Berkunjung ke IRCICA
Seharusnya saya datang ke IRCICA pada Rabu, 27 Juli, pukul 14.00, untuk bertemu dengan Prof Mustafa Ugur Derman. Ia memberi waktu untuk bertemu via email, yang sudah saya mulai beberapa bulan sebelumnya. Tapi celaka! Siang itu saya tidak menemukan alamat IRCICA! Semula saya duga mudah dicari, sehingga saya tidak mengecek kembali alamat secara lengkap, dan ternyata itu fatal sekali.

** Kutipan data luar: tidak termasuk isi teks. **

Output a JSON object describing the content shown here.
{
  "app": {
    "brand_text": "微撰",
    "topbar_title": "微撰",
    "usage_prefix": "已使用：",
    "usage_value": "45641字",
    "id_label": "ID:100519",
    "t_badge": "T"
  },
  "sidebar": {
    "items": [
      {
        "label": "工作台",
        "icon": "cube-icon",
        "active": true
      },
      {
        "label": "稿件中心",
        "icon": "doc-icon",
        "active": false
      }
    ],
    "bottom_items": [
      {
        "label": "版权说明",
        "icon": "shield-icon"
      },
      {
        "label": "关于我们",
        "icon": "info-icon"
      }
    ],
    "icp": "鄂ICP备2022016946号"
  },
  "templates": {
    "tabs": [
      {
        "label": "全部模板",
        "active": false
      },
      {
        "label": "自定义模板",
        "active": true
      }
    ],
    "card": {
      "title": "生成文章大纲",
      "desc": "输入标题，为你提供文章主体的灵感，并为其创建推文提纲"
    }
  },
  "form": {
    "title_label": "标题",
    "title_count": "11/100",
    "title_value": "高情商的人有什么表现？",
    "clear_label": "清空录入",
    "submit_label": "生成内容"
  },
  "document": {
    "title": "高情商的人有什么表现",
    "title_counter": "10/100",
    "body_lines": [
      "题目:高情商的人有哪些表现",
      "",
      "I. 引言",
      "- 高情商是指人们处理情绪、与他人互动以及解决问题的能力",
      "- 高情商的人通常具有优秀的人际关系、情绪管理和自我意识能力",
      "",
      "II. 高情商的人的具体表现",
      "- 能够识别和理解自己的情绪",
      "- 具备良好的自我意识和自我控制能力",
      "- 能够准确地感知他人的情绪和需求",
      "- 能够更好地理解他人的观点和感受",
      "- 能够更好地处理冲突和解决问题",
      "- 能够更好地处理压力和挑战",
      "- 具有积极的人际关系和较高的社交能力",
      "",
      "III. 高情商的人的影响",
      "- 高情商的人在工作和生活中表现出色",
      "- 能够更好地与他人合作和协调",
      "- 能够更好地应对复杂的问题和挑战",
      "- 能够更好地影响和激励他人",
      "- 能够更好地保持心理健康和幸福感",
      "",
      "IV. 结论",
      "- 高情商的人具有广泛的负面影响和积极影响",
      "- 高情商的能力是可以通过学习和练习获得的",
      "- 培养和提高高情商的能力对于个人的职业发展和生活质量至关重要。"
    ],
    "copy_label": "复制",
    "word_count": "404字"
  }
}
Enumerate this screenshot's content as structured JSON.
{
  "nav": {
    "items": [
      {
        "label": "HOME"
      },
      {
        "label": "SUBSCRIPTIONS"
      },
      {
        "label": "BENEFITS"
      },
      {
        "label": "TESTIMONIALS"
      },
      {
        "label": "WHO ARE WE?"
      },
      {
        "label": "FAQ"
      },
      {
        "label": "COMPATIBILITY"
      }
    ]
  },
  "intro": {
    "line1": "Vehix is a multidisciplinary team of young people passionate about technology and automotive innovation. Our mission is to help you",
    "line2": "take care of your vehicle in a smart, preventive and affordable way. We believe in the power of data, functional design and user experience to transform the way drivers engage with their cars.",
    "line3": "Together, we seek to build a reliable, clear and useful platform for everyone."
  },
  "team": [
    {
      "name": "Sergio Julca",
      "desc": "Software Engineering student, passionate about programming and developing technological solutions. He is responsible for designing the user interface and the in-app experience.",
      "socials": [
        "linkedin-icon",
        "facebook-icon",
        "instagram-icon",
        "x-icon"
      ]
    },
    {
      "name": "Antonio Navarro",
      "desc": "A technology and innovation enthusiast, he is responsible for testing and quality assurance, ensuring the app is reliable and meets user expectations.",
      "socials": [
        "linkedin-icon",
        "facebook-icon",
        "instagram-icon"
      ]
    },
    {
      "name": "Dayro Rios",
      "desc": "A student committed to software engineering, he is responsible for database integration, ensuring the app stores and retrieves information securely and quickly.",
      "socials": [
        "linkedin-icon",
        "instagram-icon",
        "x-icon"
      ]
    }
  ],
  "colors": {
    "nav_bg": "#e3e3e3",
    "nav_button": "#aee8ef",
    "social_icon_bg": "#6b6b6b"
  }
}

Ketika kalut mencari, karena waktunya janjiannya sudah lewat beberapa menit, saya tiba-tiba ingat, bahwa alamatnya di Yildiz Sarayi (suka terbaca di Newsletter). Saya langsung memanggil taksi untuk menuju tempat itu. Supir taksi tidak mau pakai ‘meteran’, tapi ‘borongan’, seharga 15 TL (Turkish Lira). OK, tidak mengapa, pikirku. Tapi ternyata ia tidak tahu pasti alamat itu, dan saya diturunkan di suatu tempat – yang memang sebenarnya sudah dekat dengan alamat yang dicari. Saya tanya petugas keamanan di tempat itu, tapi sarannya tidak begitu jelas. Akhirnya saya pasrah saja, dan siap untuk kecewa tidak dapat bertemu lagi dengan Prof Derman. Dan supir taksi itu agak “kurang ajar” (maaf) karena sebenarnya – saya tahu kemudian – ongkosnya seharusnya tidak semahal itu. Ongkos yang wajar seharusnya hanya sekitar 5 lira.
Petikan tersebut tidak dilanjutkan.